In un’intervista al Corriere della Sera il ministro della Giustizia Carlo Nordio ha detto che il sovraffollamento non è una delle cause dei suicidi in carcere, nonostante renda impossibile e disumana la vita nelle strutture di detenzione, e nonostante le analisi e le evidenze sostengano il contrario. Questo probabilmente spiega perché il governo finora ha fatto poco o niente per ridurre il sovraffollamento e migliorare le condizioni di vita dei detenuti. Nordio ha anche detto che non ci saranno né indulti né liberazioni anticipate, che ha definito provvedimenti «inutili». Facendo riferimento a suicidi e sovraffollamento, ha detto:

Due problemi gravi, ma non connessi. Anzi, paradossalmente il sovraffollamento è una forma di controllo: alcuni tentativi di suicidio sono stati sventati proprio dai compagni di cella. È la solitudine che porta al suicidio. Ma soprattutto la mancanza di speranza e l’incertezza del domani. Molti si uccidono proprio quando è imminente la loro liberazione.

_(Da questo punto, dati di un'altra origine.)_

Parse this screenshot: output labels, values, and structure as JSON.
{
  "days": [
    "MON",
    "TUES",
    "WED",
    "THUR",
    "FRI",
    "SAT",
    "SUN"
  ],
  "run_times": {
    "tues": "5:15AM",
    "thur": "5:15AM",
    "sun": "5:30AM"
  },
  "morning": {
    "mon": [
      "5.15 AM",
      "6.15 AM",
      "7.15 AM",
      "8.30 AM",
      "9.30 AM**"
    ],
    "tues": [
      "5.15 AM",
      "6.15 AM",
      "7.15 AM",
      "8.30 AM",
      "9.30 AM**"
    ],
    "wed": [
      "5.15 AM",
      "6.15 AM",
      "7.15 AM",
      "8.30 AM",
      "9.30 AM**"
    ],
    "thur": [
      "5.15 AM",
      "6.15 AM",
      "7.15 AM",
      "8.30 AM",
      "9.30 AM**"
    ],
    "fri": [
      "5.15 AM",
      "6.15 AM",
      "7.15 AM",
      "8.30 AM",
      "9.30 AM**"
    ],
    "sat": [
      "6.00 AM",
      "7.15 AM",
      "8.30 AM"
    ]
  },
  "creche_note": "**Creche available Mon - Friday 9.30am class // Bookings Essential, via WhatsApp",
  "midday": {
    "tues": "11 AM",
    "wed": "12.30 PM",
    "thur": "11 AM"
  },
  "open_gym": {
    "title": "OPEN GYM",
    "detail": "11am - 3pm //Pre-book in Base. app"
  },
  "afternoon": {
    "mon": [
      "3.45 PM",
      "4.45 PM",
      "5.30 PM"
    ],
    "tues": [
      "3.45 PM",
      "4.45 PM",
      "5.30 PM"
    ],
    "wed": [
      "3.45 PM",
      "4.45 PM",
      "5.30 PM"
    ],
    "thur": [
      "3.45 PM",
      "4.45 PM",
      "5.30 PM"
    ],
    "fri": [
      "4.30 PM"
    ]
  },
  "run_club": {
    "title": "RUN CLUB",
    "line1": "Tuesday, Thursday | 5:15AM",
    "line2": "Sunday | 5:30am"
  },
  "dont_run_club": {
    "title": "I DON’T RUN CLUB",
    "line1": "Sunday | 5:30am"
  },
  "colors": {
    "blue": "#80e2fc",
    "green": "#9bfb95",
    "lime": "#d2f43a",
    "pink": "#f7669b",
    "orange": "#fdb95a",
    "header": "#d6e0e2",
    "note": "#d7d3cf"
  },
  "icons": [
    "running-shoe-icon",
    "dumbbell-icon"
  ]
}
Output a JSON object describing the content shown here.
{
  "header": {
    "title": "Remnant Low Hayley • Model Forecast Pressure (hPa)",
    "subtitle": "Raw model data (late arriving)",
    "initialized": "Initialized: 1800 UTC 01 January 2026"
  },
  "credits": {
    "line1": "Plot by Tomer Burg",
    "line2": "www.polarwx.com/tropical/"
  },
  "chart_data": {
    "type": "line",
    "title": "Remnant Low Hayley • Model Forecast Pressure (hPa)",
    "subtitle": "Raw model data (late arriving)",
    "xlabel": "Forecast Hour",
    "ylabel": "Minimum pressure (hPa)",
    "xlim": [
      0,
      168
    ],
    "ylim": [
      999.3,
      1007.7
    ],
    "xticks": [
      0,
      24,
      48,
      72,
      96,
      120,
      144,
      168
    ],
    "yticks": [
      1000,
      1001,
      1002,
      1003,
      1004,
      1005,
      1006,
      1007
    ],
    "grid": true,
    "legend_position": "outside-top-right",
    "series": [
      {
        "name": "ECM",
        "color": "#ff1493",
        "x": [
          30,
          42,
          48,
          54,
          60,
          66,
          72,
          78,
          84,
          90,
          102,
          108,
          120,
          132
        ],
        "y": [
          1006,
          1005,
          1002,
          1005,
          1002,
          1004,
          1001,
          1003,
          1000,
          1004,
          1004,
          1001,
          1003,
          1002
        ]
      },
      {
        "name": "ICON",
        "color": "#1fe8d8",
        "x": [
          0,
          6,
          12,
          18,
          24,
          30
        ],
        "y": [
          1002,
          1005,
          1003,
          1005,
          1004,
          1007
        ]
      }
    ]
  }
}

Secondo l’ultimo rapporto di Antigone, che si occupa di tutelare i diritti delle persone che si trovano in carcere, nel 2024 rispetto al 2023 i tentativi di suicidio sono cresciuti del 9,3 per cento. Nel 2024 si sono suicidate almeno 91 persone che si trovavano in carcere, il dato più alto mai registrato. Tra gennaio e maggio del 2025 sono state almeno 33. Nel rapporto si dice anche che gli istituti in cui si sono verificati più tentativi di suicidio sono quelli sovraffollati.